One day I got an email out of the blue from Phil Kilcrease (I think after he saw Castle Capers on The Game Crafter or BoardGameGeek) and he expressed interest in publishing my game. I had no plans to make any real investment in the game since I had just created it as a hobby, so I told him he could go right ahead. It had been a dream to make a board game but I didn’t really want to get involved in the financial process required to mass produce it, so I jumped at this opportunity. Phil has been very helpful and took care of everything on the business side of things.
What were the steps being officially signed and actually getting the game released?

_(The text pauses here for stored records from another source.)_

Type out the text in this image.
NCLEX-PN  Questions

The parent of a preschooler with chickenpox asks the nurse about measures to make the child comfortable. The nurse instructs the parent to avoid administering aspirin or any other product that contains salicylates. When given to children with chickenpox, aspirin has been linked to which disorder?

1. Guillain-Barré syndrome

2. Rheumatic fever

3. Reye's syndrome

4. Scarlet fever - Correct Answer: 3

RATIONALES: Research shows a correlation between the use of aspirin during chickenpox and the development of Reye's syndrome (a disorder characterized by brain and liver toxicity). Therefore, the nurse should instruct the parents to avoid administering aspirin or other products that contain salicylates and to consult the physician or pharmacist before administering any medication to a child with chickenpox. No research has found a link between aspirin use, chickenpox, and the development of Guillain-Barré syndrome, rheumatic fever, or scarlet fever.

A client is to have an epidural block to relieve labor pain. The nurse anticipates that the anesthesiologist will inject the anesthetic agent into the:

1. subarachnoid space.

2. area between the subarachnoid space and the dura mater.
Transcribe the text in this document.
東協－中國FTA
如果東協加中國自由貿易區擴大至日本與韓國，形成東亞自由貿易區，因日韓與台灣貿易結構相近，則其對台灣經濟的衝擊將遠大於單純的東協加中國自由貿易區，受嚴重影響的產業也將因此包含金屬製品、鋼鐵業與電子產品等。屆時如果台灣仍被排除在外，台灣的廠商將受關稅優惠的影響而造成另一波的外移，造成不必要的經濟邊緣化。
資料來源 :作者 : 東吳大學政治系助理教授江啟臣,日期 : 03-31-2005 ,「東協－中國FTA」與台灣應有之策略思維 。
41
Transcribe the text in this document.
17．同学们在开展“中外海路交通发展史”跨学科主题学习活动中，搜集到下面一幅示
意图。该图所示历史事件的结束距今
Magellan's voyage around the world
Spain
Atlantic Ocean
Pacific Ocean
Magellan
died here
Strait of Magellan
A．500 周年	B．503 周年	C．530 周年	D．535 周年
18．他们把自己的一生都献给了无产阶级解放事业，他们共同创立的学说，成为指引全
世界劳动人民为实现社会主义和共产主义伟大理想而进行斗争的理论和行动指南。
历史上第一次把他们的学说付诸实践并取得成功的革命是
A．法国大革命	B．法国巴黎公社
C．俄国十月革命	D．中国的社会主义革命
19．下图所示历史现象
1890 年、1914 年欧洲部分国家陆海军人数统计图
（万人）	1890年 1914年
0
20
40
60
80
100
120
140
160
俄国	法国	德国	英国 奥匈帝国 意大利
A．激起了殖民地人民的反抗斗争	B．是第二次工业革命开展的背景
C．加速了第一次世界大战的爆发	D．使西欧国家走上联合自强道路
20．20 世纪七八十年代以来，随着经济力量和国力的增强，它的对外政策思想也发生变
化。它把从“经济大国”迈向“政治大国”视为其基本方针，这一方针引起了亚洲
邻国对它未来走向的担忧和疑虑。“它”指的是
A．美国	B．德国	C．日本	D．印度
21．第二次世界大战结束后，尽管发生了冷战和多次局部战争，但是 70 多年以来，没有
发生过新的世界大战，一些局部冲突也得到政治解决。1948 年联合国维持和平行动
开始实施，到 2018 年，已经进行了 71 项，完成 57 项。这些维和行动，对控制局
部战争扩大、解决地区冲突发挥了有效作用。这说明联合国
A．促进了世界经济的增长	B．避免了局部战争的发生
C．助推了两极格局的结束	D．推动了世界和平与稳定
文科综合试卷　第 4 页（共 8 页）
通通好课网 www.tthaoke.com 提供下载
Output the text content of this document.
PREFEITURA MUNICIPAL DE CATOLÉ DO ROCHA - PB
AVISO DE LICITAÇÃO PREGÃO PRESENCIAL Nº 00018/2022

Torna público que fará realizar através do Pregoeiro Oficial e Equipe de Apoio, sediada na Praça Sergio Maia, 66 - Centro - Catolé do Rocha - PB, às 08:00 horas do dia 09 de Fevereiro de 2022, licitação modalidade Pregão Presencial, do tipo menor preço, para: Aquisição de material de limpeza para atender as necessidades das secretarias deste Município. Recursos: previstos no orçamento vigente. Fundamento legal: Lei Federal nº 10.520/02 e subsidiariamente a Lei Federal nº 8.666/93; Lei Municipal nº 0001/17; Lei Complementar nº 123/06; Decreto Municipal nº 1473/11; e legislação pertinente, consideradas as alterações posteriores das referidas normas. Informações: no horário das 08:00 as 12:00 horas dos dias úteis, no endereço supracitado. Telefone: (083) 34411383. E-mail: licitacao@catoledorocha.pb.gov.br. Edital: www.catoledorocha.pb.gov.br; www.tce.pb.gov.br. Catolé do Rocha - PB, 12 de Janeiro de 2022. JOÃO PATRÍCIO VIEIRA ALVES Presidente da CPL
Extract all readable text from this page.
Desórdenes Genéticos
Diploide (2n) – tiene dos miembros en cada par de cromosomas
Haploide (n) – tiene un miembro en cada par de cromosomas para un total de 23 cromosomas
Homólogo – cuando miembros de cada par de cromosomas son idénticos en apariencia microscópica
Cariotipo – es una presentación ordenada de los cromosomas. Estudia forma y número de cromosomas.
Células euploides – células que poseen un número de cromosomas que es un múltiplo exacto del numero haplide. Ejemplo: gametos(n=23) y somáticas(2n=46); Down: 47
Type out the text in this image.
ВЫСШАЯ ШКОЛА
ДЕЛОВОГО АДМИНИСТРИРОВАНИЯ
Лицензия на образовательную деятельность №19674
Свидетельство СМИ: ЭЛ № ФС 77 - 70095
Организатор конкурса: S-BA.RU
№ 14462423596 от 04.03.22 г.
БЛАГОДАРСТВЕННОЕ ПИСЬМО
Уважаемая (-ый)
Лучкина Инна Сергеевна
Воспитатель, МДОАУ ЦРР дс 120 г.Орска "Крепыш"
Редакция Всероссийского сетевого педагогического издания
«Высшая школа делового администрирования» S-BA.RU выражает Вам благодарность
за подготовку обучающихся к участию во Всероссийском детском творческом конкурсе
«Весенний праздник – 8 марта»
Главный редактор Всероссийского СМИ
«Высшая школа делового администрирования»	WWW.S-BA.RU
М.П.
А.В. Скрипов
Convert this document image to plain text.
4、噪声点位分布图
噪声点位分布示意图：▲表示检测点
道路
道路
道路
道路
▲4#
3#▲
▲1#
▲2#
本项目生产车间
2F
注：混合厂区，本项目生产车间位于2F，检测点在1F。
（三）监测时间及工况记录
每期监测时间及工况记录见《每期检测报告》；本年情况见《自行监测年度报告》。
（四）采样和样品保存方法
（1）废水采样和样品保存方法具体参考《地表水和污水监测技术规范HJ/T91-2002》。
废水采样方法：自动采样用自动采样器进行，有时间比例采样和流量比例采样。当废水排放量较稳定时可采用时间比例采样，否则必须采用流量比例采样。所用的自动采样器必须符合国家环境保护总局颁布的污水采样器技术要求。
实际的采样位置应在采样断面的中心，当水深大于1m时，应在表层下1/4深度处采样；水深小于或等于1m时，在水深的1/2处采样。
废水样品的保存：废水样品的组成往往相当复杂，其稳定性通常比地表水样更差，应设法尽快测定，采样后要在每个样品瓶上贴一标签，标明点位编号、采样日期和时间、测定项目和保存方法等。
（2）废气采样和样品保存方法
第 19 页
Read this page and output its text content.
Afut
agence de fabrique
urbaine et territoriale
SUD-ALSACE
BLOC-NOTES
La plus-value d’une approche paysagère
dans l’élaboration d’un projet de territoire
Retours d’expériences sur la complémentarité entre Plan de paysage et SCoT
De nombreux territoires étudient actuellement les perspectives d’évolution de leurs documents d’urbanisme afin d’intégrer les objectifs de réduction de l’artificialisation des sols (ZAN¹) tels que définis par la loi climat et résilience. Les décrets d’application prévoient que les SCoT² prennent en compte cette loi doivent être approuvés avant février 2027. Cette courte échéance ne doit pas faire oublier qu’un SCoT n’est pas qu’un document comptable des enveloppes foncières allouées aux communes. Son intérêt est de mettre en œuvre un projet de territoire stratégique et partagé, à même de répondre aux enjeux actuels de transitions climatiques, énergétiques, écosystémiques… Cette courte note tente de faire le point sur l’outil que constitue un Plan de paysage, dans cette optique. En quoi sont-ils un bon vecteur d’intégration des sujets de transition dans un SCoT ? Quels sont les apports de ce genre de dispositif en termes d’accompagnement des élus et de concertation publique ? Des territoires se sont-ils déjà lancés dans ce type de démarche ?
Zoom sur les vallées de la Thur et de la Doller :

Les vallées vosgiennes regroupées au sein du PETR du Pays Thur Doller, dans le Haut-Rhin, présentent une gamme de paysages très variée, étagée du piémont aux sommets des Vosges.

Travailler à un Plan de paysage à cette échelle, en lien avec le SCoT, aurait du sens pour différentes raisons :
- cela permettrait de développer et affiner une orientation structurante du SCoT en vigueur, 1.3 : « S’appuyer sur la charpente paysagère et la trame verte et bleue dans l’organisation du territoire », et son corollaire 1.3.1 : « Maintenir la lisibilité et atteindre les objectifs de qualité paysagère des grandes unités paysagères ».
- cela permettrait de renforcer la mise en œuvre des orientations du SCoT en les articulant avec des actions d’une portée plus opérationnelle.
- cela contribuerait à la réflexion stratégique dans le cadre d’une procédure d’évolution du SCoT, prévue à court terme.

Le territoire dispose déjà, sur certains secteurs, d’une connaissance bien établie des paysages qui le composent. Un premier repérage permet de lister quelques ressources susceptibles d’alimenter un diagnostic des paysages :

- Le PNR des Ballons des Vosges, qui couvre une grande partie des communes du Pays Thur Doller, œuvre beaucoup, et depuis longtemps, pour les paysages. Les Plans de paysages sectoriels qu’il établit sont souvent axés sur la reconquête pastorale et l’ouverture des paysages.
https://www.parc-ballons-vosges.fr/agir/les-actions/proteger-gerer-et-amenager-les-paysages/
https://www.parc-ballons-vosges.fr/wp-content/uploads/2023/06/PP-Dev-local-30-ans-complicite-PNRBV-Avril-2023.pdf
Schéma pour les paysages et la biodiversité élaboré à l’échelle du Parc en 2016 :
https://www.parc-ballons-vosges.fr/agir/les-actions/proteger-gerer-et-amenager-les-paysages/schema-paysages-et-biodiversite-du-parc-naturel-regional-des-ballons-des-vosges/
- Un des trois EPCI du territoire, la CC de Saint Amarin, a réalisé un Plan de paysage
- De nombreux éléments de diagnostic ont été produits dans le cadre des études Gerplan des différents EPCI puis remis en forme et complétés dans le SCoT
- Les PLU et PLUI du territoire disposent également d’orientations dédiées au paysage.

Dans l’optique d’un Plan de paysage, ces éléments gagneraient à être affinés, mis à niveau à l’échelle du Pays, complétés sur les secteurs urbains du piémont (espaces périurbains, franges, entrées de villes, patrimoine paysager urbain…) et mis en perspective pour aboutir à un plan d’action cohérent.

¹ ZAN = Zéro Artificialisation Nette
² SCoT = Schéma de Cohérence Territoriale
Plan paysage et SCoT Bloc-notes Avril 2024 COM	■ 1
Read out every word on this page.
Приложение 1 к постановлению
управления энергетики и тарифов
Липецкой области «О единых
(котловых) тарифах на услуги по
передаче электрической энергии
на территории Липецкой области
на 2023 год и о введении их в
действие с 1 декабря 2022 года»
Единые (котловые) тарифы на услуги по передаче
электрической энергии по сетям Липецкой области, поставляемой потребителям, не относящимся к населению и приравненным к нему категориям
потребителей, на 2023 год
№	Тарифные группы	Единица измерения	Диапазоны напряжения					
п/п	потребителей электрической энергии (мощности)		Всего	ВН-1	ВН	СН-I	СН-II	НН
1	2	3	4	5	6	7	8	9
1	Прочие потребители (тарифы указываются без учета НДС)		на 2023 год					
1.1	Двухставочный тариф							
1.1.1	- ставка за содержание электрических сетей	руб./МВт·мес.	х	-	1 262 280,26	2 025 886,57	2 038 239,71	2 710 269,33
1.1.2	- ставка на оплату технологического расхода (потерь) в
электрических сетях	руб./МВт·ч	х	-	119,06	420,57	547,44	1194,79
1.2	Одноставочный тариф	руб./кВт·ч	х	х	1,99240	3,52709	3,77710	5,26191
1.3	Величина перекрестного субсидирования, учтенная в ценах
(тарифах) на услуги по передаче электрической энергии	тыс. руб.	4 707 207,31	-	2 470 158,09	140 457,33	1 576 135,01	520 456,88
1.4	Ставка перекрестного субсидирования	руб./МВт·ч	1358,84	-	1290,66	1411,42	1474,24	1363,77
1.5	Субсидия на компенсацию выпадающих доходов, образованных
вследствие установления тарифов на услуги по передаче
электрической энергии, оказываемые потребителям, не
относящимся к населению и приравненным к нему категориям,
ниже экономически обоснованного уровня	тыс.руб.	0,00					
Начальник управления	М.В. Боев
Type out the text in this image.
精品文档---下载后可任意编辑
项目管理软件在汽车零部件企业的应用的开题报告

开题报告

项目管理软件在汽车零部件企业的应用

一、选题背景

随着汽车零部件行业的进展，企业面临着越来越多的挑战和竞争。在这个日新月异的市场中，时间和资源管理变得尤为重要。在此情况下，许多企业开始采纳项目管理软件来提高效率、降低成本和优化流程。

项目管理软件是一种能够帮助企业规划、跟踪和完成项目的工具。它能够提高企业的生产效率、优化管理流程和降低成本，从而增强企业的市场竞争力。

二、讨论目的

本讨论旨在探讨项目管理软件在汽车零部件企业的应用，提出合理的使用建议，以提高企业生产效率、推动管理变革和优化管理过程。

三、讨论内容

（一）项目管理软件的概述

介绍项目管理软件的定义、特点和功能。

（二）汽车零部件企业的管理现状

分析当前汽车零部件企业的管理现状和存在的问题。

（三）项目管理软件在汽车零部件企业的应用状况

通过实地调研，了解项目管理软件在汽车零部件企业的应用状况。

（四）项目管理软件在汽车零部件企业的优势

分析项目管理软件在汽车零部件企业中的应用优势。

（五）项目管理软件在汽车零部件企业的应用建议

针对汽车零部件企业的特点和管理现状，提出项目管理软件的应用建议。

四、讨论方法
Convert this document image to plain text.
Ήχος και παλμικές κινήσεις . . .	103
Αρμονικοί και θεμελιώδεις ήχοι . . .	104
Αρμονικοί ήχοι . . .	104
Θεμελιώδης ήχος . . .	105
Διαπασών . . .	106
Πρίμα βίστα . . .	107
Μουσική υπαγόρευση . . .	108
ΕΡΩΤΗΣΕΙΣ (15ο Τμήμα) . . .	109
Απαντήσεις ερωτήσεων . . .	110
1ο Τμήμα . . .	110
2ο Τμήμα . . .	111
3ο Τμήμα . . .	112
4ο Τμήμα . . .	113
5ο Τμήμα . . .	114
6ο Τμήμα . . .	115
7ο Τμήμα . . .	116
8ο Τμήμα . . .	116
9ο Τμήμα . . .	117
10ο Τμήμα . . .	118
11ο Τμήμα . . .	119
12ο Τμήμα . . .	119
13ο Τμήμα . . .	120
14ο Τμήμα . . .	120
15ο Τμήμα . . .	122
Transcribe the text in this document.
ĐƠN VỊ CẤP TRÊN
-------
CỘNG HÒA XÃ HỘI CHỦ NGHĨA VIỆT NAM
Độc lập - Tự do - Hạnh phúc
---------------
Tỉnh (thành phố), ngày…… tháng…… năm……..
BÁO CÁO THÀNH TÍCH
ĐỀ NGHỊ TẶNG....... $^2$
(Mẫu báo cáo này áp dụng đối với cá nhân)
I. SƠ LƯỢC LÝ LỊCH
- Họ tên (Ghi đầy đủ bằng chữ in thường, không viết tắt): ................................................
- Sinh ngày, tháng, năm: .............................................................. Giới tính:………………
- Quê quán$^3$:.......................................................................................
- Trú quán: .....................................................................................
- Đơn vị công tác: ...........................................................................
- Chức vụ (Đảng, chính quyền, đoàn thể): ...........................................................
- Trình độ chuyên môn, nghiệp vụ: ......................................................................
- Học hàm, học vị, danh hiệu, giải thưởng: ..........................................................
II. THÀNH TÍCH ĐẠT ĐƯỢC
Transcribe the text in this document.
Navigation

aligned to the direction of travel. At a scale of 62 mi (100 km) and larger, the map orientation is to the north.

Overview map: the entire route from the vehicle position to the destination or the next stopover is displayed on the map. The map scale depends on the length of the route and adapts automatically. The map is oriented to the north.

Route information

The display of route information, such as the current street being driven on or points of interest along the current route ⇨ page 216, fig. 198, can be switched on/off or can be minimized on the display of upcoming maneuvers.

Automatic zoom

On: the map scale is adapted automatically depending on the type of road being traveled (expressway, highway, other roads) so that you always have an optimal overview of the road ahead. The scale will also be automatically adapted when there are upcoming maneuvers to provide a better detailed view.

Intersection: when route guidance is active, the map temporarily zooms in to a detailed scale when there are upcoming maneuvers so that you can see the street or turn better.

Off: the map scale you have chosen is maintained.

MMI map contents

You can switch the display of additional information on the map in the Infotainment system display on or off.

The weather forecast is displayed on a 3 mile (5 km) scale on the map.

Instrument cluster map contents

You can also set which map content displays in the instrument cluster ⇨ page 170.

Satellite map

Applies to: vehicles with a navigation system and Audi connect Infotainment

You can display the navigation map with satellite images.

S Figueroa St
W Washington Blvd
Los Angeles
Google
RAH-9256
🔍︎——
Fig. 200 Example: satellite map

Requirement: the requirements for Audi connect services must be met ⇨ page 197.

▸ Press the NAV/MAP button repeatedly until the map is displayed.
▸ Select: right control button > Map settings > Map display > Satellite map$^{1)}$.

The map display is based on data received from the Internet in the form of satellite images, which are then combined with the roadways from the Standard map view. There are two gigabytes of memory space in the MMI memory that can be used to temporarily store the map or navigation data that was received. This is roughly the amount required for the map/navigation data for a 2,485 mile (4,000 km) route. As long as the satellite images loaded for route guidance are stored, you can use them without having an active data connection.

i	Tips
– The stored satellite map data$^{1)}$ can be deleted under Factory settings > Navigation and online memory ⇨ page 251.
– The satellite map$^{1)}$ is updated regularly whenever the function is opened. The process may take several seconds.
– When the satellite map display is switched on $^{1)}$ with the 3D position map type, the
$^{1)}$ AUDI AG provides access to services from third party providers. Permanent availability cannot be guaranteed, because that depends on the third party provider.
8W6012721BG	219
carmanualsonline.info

Phil sent me a contract, which I signed, and I sent him some updated art assets. He made some balance adjustments and tweaked the game so it played better with a wider number of players. I had to adjust the artwork to fit on cards instead of boards and create some extra armory cards. After the Kickstarter campaign some changes were made to the game to allow for 3 and 5 player variants so I made a few new player mats. Overall the process was pretty easy on my part.
Could you tell us about the Kickstarter experience? What are the secrets of running a successful campaign?
The Castle Dash Kickstarter was a big learning experience. Interesting overfunds, good updates, and a solid video all help a project reach its goal. You also need to generate excitement for your title and stay in touch with your supporters without spamming them. Beyond that, though, each project is pretty idiosyncratic; a card game is going to run differently from a board game.
Where can people buy the game now? And in how many countries is it available?
Castle Dash will be available for purchase at 5th Street Games’ website later this year. Talks are also underway for nationwide distribution in the US.
Could you describe any influence The Game Crafter had on the success of Castle Dash or you personally?
The Game Crafter presented me with the chance to turn my rough game ideas into something tangible. The website provides all the tools and game pieces needed to remove the tedious parts of designing and prototyping board games. It was fun to try and use the available components in creative ways. The Game Crafter has been great for guys like me who just want to design board games casually. It also presents an excellent opportunity for your game to catch someone’s eye and turn into something bigger then a pet project.
What’s next on the horizon for you?
I just wrapped up another game called Spacefaring: for Fun and Profit. I will probably take a break from working on board games for a while, or until something fantastic pops into my head. I would like to get into working on graphics for Android games. The recent trend of board games on mobile devices has been something I feel torn about. I appreciate the convenience, but I miss the tangibility and face to face interaction.
Any last words of encouragement or advice to all the designers reading this who would love to experience your success?
Make sure you are having fun working on and playing the games you create, even if it is something only your friends will get to experience. If you are not enjoying the creative process then it might not be worth your time. Also the more you simplify your game the easier it will be to write the rules later. Try to explain something on paper that makes complete sense in your head is difficult to do. I learned to appreciate people that can write concise rule books.